An, Feng-Rong; Xiang, Yu-Tao; Yu, Liuyang; Ding, Yan-Ming; Ungvari, Gabor S; Chan, Sally Wai-Chi; Yu, Doris S F; Lai, Kelly Y C; Qi, Yun-Ke; Zeng, Jiao-Ying; Wu, Ping-Ping; Hou, Zhi-Jiaolong; Correll, Christoph U; Newhouse, Robin; Chiu, Helen F K.
Arch Psychiatr Nurs; 28(2): 119-22, 2014 Apr.

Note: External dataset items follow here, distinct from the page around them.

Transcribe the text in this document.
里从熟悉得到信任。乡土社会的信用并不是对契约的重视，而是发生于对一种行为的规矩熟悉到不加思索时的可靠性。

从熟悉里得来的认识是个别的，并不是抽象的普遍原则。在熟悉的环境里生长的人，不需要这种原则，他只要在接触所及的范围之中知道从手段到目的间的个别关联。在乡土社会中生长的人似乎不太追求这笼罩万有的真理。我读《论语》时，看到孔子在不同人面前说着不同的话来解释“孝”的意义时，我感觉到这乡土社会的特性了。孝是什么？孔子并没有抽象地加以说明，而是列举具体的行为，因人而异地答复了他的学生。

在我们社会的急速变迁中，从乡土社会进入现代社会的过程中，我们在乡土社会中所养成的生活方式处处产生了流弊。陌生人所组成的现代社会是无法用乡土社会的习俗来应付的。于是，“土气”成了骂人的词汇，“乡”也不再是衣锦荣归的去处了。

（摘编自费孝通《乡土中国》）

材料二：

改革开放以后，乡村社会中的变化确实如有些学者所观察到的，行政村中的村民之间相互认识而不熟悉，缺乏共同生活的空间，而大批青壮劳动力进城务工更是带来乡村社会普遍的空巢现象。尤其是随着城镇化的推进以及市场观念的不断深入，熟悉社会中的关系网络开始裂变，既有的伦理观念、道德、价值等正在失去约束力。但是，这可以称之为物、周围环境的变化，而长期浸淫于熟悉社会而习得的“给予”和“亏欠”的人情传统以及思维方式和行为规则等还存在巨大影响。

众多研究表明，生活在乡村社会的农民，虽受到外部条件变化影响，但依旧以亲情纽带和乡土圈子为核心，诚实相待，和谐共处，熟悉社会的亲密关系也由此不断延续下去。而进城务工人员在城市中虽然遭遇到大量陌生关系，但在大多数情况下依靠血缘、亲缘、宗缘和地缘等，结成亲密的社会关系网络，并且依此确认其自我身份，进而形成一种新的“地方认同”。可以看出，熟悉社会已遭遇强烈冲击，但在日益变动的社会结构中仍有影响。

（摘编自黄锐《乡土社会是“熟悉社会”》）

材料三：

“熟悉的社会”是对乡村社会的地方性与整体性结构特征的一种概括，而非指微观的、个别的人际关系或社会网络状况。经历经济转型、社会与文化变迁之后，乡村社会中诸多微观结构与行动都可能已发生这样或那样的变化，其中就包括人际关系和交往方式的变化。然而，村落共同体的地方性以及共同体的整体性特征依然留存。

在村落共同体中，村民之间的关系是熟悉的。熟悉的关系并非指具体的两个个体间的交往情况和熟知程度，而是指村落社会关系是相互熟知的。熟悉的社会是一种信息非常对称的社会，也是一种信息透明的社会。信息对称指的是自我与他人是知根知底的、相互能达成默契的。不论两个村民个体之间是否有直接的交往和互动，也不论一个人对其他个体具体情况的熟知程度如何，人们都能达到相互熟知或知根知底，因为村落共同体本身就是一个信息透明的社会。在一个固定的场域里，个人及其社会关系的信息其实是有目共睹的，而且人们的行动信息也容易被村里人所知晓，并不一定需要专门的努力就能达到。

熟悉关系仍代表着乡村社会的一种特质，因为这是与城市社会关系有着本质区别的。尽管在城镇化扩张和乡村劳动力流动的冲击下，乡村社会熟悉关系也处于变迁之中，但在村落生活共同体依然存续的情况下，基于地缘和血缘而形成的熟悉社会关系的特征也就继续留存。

Artículo en Inglés | MEDLINE | ID: mdl-24673786
This study determined the prevalence of lifetime and current smoking and the correlates of current smoking in nurses working in psychiatric and general hospitals in China. Of 807 distributed questionnaires, 799 nurses who were working in two psychiatric hospitals (n=387, 48.4%), and one general hospital (n=412, 51.6%) had analyzable data. Socio-demographic, alcohol use and smoking data were collected with a self-reported questionnaire. Work-related stress was evaluated with the Nurse Stress Inventory. In the whole sample, the lifetime smoking prevalence was 7.6% (females=2.1% vs. males=48.9%, p<0.0001; psychiatric nurses=14.5% vs. non-psychiatric nurses=1.2%, p<0.0001). The prevalence of current smoking was 7.1% (females=2.1% vs. males=44.7%, p<0.0001; psychiatric nurses=13.4% vs. non-psychiatric nurses=1.2%, p<0.0001). In a multiple logistic regression analysis, age 30 years or older, male gender, having children, being a psychiatric nurse and alcohol consumption were positively associated with smoking, while being a nursing officer was negatively associated with smoking (r(2) = 0.513, p<0.0001). Considering the harmful effects of smoking as well as second-hand smoking in the presence of children, effective measures to promote smoking cessation for male, older and psychiatric nurses and those with children are warranted.